Two-time defending champion Pieter van den Hoogenband finished the race in fifth place at 47.75. Although he missed an opportunity to attain a third straight triumph in the same event, Van den Hoogenband became the first ever swimmer to reach the final at his fourth Olympics. Four months later, he announced his retirement from the sport, ending an Olympic career with a total of seven medals, including three golds.

Van den Hoogenband was followed in sixth by South Africa's Lyndon Ferns (48.04), and in seventh by Sullivan's teammate Matt Targett (48.20). After missing out the semifinals in Athens four years earlier, Sweden's Stefan Nystrand rounded out the finale to eighth place in 48.33.

Earlier in the semifinals, Bernard and Sullivan exchanged world-record performances to set up a battle race for the final.
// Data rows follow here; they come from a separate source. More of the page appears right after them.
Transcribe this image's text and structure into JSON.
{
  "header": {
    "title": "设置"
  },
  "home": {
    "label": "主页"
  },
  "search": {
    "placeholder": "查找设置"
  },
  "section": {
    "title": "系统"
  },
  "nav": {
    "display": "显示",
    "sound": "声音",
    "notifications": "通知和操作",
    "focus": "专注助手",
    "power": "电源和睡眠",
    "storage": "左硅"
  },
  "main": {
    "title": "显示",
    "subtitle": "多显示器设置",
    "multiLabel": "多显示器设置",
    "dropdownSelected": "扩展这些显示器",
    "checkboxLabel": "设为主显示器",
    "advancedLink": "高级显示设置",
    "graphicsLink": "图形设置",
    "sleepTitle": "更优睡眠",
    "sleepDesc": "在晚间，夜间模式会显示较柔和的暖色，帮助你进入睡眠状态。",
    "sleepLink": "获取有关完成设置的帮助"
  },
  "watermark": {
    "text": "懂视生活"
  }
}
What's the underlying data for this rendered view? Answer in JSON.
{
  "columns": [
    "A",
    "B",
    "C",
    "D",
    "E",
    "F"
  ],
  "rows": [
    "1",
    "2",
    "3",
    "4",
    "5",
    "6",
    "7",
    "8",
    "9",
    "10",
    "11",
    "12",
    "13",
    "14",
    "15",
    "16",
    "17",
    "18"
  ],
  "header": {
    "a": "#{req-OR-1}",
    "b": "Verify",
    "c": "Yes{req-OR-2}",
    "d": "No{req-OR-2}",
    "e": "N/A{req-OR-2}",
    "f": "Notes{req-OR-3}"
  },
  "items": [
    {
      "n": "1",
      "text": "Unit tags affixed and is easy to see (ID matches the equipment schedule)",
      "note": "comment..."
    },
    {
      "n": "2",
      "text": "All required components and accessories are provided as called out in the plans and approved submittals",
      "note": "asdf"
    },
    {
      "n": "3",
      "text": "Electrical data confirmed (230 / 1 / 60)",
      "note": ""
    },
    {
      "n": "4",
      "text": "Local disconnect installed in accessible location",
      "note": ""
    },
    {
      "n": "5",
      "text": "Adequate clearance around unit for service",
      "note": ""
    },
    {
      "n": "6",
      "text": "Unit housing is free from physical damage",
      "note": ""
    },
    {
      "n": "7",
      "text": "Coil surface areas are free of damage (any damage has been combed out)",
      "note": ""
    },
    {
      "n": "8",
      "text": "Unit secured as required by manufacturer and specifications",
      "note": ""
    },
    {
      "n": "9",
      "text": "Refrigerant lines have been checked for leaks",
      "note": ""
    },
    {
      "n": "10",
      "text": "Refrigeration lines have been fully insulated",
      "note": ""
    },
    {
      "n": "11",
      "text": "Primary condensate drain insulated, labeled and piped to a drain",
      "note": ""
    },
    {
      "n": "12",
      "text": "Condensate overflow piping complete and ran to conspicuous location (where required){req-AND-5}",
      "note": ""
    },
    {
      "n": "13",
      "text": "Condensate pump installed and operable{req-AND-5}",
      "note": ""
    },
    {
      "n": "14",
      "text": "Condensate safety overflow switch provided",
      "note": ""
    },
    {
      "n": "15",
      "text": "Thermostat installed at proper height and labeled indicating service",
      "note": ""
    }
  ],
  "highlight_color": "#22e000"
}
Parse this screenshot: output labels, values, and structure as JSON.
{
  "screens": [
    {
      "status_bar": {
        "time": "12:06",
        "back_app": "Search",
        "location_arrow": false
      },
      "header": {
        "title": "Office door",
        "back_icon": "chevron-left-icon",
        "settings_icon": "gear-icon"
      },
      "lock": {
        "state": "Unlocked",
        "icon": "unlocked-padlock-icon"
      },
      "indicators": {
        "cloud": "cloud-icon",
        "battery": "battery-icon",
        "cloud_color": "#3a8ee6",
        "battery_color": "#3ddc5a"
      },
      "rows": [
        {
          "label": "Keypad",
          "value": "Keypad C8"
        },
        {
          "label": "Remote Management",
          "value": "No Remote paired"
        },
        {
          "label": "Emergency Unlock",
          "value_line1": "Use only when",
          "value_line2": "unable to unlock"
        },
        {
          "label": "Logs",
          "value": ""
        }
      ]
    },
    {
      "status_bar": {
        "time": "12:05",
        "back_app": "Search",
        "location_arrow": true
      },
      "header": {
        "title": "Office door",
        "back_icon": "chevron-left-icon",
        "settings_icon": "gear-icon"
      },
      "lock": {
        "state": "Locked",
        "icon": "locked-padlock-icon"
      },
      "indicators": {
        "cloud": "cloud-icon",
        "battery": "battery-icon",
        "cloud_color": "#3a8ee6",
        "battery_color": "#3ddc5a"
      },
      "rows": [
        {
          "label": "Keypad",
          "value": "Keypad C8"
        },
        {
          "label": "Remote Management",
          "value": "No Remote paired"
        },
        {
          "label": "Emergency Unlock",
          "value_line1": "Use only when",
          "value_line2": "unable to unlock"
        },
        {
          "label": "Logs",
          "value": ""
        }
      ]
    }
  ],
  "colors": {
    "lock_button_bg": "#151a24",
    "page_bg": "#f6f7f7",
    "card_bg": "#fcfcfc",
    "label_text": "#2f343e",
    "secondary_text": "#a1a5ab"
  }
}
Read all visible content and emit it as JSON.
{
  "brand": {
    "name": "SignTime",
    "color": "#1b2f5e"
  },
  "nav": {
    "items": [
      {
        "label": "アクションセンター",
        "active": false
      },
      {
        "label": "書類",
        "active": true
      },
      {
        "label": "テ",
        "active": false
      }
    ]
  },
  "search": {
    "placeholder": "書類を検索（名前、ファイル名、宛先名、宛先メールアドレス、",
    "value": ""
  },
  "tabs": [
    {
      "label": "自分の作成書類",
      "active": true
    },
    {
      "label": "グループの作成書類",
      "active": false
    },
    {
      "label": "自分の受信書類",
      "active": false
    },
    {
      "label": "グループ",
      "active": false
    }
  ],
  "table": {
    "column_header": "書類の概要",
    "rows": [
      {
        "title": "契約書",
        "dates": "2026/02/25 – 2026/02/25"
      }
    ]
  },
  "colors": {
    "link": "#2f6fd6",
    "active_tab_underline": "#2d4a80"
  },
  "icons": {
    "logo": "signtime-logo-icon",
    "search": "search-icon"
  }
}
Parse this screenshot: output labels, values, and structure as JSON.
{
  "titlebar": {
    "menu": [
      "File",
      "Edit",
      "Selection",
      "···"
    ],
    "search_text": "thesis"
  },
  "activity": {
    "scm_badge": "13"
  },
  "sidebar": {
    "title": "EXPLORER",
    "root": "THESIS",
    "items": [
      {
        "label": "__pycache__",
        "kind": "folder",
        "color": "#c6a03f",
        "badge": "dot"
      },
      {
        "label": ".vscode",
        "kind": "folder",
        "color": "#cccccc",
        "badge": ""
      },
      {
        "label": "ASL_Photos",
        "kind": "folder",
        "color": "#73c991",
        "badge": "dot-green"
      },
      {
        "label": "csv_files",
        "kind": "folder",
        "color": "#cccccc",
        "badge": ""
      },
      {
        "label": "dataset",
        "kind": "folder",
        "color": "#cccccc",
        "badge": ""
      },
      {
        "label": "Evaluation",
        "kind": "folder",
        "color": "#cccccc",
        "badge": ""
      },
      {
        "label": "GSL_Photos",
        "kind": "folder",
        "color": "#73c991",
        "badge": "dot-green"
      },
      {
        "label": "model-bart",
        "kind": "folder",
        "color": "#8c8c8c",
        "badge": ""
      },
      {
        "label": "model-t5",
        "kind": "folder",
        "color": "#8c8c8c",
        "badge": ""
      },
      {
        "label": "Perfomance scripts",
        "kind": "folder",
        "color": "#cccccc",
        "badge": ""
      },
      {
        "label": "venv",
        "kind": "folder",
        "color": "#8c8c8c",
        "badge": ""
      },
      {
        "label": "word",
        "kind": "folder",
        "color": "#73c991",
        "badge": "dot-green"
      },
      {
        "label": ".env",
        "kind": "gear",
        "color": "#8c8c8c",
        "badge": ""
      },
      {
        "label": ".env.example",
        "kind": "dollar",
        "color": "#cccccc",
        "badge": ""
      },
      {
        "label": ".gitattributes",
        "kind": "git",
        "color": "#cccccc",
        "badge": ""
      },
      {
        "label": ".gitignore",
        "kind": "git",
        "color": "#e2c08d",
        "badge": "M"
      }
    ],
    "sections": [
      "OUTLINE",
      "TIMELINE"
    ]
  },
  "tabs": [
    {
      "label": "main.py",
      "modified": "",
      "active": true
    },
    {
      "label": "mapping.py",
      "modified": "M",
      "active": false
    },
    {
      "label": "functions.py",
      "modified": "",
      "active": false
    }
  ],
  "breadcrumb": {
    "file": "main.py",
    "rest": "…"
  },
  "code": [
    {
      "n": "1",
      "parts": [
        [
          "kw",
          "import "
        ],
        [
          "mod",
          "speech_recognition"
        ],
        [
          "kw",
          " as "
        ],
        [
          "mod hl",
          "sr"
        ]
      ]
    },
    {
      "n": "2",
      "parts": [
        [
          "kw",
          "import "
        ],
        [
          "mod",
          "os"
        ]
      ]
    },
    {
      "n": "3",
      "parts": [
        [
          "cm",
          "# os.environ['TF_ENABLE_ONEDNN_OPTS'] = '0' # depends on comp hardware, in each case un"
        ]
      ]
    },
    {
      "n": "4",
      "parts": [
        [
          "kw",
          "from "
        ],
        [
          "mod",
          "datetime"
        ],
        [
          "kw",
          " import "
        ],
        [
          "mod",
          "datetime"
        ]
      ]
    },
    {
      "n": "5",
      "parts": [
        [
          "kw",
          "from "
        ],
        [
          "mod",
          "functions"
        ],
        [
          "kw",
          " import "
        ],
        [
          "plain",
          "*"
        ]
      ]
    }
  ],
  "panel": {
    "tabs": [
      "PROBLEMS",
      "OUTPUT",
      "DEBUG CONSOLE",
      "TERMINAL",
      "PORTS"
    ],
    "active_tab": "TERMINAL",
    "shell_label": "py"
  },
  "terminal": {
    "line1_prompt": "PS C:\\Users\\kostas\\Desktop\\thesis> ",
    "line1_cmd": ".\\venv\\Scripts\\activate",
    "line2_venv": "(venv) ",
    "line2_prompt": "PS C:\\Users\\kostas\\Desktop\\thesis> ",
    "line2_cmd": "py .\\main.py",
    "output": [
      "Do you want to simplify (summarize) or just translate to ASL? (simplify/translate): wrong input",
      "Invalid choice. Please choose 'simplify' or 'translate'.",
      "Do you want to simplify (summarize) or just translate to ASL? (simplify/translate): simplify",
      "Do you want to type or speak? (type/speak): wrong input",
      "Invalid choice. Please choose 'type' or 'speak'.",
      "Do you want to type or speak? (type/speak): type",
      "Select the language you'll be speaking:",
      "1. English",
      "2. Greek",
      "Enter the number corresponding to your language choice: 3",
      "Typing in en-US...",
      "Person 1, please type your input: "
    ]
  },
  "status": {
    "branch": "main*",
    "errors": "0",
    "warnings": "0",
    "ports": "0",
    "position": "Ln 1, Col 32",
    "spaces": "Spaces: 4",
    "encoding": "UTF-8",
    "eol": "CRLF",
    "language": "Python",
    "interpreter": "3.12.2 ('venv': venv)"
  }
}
Swimming in the first heat, Bernard delivered a time of 47.20 to erase a 0.04-second standard set by Sullivan during his lead-off leg in the 4 × 100 m freestyle relay. A few minutes later, Sullivan had taken back the record in the second semifinal at 47.05.

Background

This was the 25th appearance of the men's 100 metre freestyle. The event has been held at every Summer Olympics except 1900 (when the shortest freestyle was the 200 metres), though the 1904 version was measured in yards rather than metres.

Four of the eight finalists from the 2004 Games returned: two-time gold medalist Pieter van den Hoogenband of the Netherlands, fourth-place finisher Ryk Neethling of South Africa, fifth-place finisher Filippo Magnini of Italy, and sixth-place finisher Duje Draganja of Croatia.

While van den Hoogenband was the returning champion, the clear favorites in the event were Frenchman Alain Bernard and Australian Eamon Sullivan. Bernard had broken the Dutch swimmer's world record, with Sullivan coming within 0.02 seconds of Bernard's new record.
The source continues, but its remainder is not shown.